Vie de parent

Humeur : Lucas, le virus et le PQ

La crise du Coronavirus agit comme un révélateur de notre société. Le meilleur y côtoie le pire. Les deux doivent être mis en avant. Le premier pour être répliqué. Le deuxième pour être combattu. Autant partager ça avec les enfants. L’éducation à la citoyenneté n’attend pas le nombre des années.

Humeur :  Lucas, le virus et le PQ

« Dis papa, pourquoi les monsieurs, ils se disputent ? » Pour l’honneur ? Pour des idées ? Non, pour du PQ!  Allez faire passer un truc pareil auprès de vos enfants. Sans avoir ce sentiment mélangé où macèrent honte, exaspération et rage. « Du papier toilette comme chez nous ? » Ben oui, ces rouleaux de papier blanc, parfois parfumés. Sûr, que le petit Lucas regardera d’un drôle d’air le dérouleur, ce soir, assis sur le pot. Se demandant ce que peuvent cacher ces rouleaux qui suscitent tant de convoitise.

Le CQFD du PQ

Pour ne pas laisser Lucas dans le doute et l’incompréhension. Vous lui aurez expliqué que les gens sont un peu nerveux à cause d’une maladie qui se propage et qui oblige à prendre des mesures qui imposent aux gens de rester chez eux. Le syndrome du « pourquoi » enfantin, vous ramènera vers le PQ. Et vous en arriverez à parler de la bêtise humaine, de la dictature de l’émotion sur la raison… Avec des mots à portée d’enfants, bien entendu. Mais le plus important sera d’expliquer que cette attitude-là est foncièrement égoïste. Que vider un rayon de supermarché, c’est priver les autres d’un produit d’utilisation courante importante (là, le PQ peut foncièrement aider à expliquer les choses, merci les inciviques !). Que c’est, aussi, faire des choses pas bien qui ne font qu’augmenter la mauvaise ambiance qui est déjà de mise.
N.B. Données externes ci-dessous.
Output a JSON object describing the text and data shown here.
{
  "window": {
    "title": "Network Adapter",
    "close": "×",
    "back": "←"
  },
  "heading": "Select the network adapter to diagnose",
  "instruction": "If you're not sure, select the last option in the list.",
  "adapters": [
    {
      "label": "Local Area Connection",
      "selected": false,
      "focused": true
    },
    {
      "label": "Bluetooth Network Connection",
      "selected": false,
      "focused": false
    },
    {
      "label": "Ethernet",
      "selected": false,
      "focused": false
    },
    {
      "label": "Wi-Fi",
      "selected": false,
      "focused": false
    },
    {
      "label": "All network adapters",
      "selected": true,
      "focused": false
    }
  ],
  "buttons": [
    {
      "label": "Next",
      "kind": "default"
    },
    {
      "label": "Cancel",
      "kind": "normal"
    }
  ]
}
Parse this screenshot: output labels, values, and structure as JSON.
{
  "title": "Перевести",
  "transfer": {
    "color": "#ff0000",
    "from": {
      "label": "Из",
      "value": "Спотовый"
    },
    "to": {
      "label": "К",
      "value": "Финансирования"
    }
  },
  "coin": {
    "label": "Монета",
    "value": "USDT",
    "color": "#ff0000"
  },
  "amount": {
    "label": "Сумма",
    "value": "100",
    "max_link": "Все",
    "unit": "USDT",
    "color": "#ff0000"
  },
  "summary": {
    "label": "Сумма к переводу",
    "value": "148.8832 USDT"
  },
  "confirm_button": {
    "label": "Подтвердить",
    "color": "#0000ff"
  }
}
On invitera l’enfant à se mettre dans la peau de celui qui se retrouve face au rayon vide pour comprendre à quel point l’attitude du client habité de bêtise est néfaste pour les autres.

Lucas du haut de ses 7 ans fera mine de comprendre. Vous douterez pourtant de vos explications tellement tout cela vous semblera inexplicable. Mais ce n’est pas grave, la graine citoyenne est semée, dans le terreau du respect de l’autre et de la bienveillance.

Les fêtards inciviques

Ce qui vous inquiète, c’est que ces dernières heures sur les réseaux sociaux, vous avez eu l’impression de devoir convaincre des dizaines de Lucas. Mais moins réceptif. Et puis, ils n’ont pas 7 ans. Ce sont des adultes. Eux, sont plus bravaches que dans l’écoute. Les mesures ? Pas pour eux. On ne va pas se faire emmerder quand même ! Grosse fiesta chez moi pour fêter le virus avec spécial « Cocktail-covid » (mwaahaa) ! Teuf clandestine avec 200 personnes, ça va être coro-giga (re-mwaahaa). Vous êtes mal à l’aise. Déjà que vous culpabilisiez lorsque vous oubliiez ne pas donner la main, mais là, c’est quand même plus irresponsable, non ?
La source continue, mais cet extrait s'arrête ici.